Memoria di san Leone I, papa e dottore della Chiesa: nato in Toscana, fu dapprima a Roma solerte diacono e poi, elevato alla cattedra di Pietro, meritò a buon diritto l’appellativo di Magno sia per aver nutrito il gregge a lui affidato con la sua parola
raffinata e saggia, sia per aver sostenuto strenuamente attraverso i suoi legati nel Concilio Ecumenico di Calcedonia la retta dottrina sull’incarnazione di Dio.
Riposò nel Signore a Roma, dove in questo giorno fu deposto presso san Pietro.
Ma gioia più genuina e più alta sarà per noi se non vi fermerete a considerare la nostra povera persona, ma piuttosto la gloria del beato Pietro apostolo.
Dai «Discorsi» di san Leone Magno, papa
Lc 16, 1-8
Dal Vangelo secondo Luca
In quel tempo, Gesù diceva ai discepoli:
«Un uomo ricco aveva un amministratore, e questi fu accusato dinanzi a lui di sperperare i suoi averi. Lo chiamò e gli disse: "Che cosa sento dire di te? Rendi conto della tua amministrazione, perché non potrai più amministrare".
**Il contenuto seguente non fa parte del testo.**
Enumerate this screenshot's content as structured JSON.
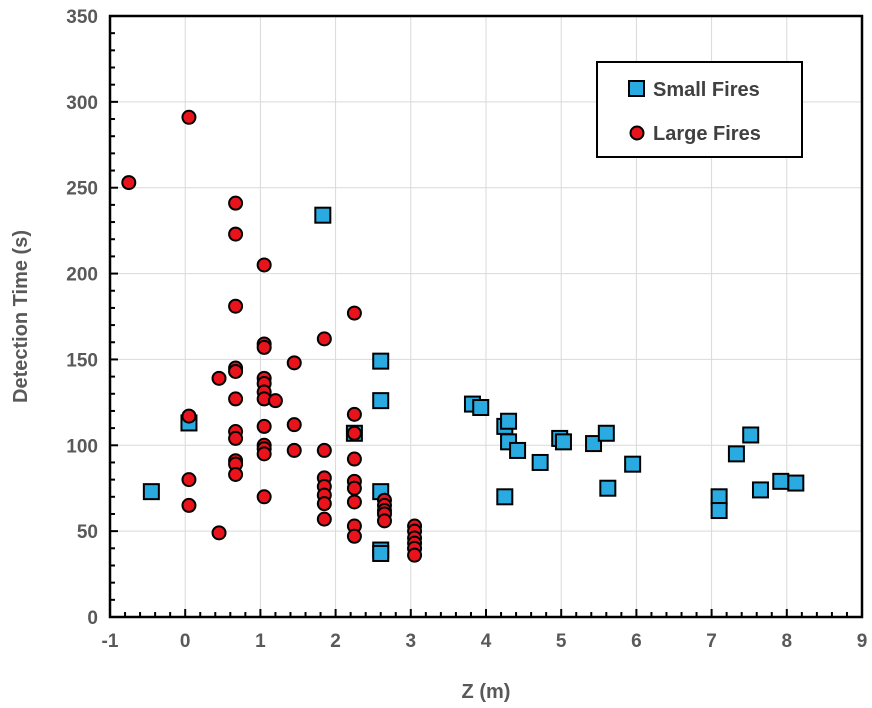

L'amministratore disse tra sé: "Che cosa farò, ora che il mio padrone mi toglie l'amministrazione? Zappare, non ne ho la forza; mendicare, mi vergogno. So io che cosa farò perché, quando sarò stato allontanato dall'amministrazione, ci sia qualcuno che mi accolga in casa sua".
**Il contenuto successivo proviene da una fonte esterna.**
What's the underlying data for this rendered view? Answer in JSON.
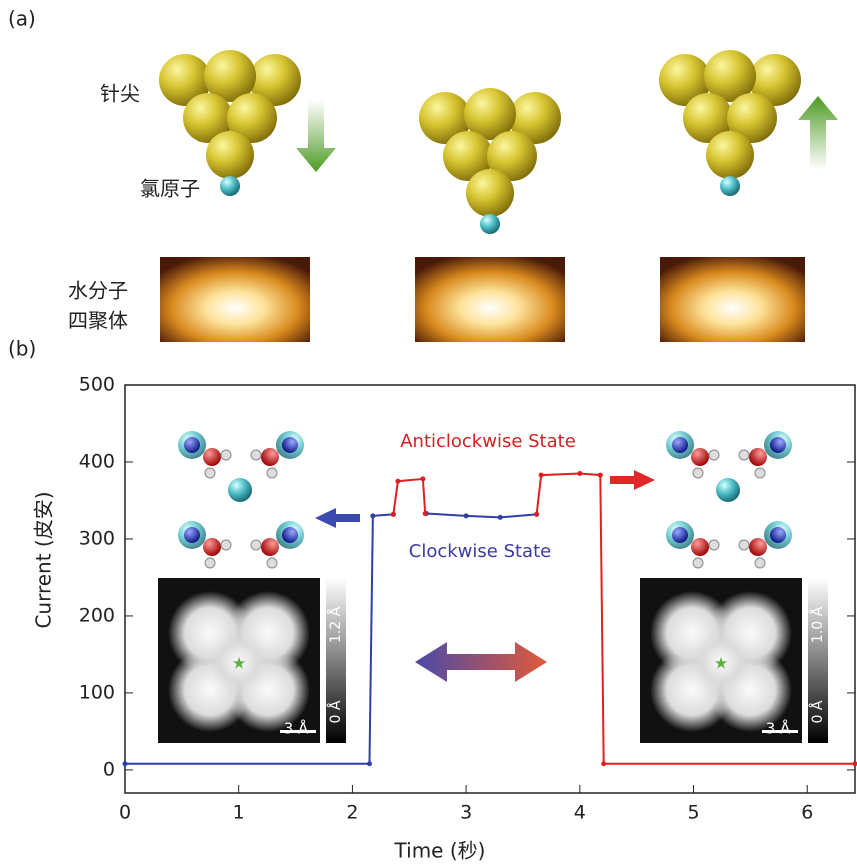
{
  "panel_labels": [
    "(a)",
    "(b)"
  ],
  "illustration_labels": {
    "tip": "针尖",
    "chlorine_atom": "氯原子",
    "water_tetramer": [
      "水分子",
      "四聚体"
    ]
  },
  "insets": {
    "left": {
      "colorbar_max": "1.2 Å",
      "colorbar_min": "0 Å",
      "scale_bar": "3 Å"
    },
    "right": {
      "colorbar_max": "1.0 Å",
      "colorbar_min": "0 Å",
      "scale_bar": "3 Å"
    }
  },
  "chart_data": {
    "type": "line",
    "xlabel": "Time (秒)",
    "ylabel": "Current (皮安)",
    "xlim": [
      0,
      6.42
    ],
    "ylim": [
      -30,
      500
    ],
    "xticks": [
      0,
      1,
      2,
      3,
      4,
      5,
      6
    ],
    "yticks": [
      0,
      100,
      200,
      300,
      400,
      500
    ],
    "annotations": [
      "Anticlockwise State",
      "Clockwise State"
    ],
    "series": [
      {
        "name": "Clockwise State",
        "color": "#2f3fa8",
        "x": [
          0,
          2.15,
          2.18,
          2.36,
          2.5,
          2.65,
          3.0,
          3.3,
          3.62
        ],
        "values": [
          8,
          8,
          330,
          332,
          null,
          333,
          330,
          328,
          332
        ]
      },
      {
        "name": "Anticlockwise State",
        "color": "#e02020",
        "x": [
          2.36,
          2.4,
          2.62,
          2.64,
          3.0,
          3.62,
          3.66,
          4.0,
          4.18,
          4.21,
          6.42
        ],
        "values": [
          332,
          375,
          378,
          333,
          null,
          332,
          383,
          385,
          383,
          8,
          8
        ]
      }
    ]
  }
}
Chiamò uno per uno i debitori del suo padrone e disse al primo: "Tu quanto devi al mio padrone?". Quello rispose: "Cento barili d'olio". Gli disse: "Prendi la tua ricevuta, siediti subito e scrivi cinquanta". Poi disse a un altro: "Tu quanto devi?". Rispose: "Cento misure di grano". Gli disse: "Prendi la tua ricevuta e scrivi ottanta".
Il padrone lodò quell'amministratore disonesto, perché aveva agito con scaltrezza. I figli di questo mondo, infatti, verso i loro pari sono più scaltri dei figli della luce».
Parola del Signore.
La parola di oggi è, forse, un invito alla disonestà? O non è piuttosto un richiamo a riflettere riguardo a come gira il mondo, su quali valori, (o meglio disvalori), si appoggia per apprendere la scaltrezza del serpente (citato in un altro passo del Vangelo che ben conosciamo) e unirla alla semplicità della colomba, senza la quale la testimonianza del credente perde la sua consistenza?
Ma c’è un altro versetto del Vangelo, che la liturgia ci donerà domani, continuando la lettura dell’evangelista Luca, su cui, già oggi, vorrei soffermarmi: «Chi è fedele in cose di poco conto, è fedele anche in cose importanti». Del resto la lettura continuata del Vangelo, nell’avvicendarsi dei giorni della settimana, suggerisce al credente che c’è un filo rosso che li unisce e che il Signore, attraverso la sua Parola, letta e ruminata, giorno dopo giorno, ci tiene per mano e ci accompagna per aiutarci a vivere il presente e aprirci ad accogliere il futuro, anche quando saremmo tentati di volgerci indietro e chiuderci.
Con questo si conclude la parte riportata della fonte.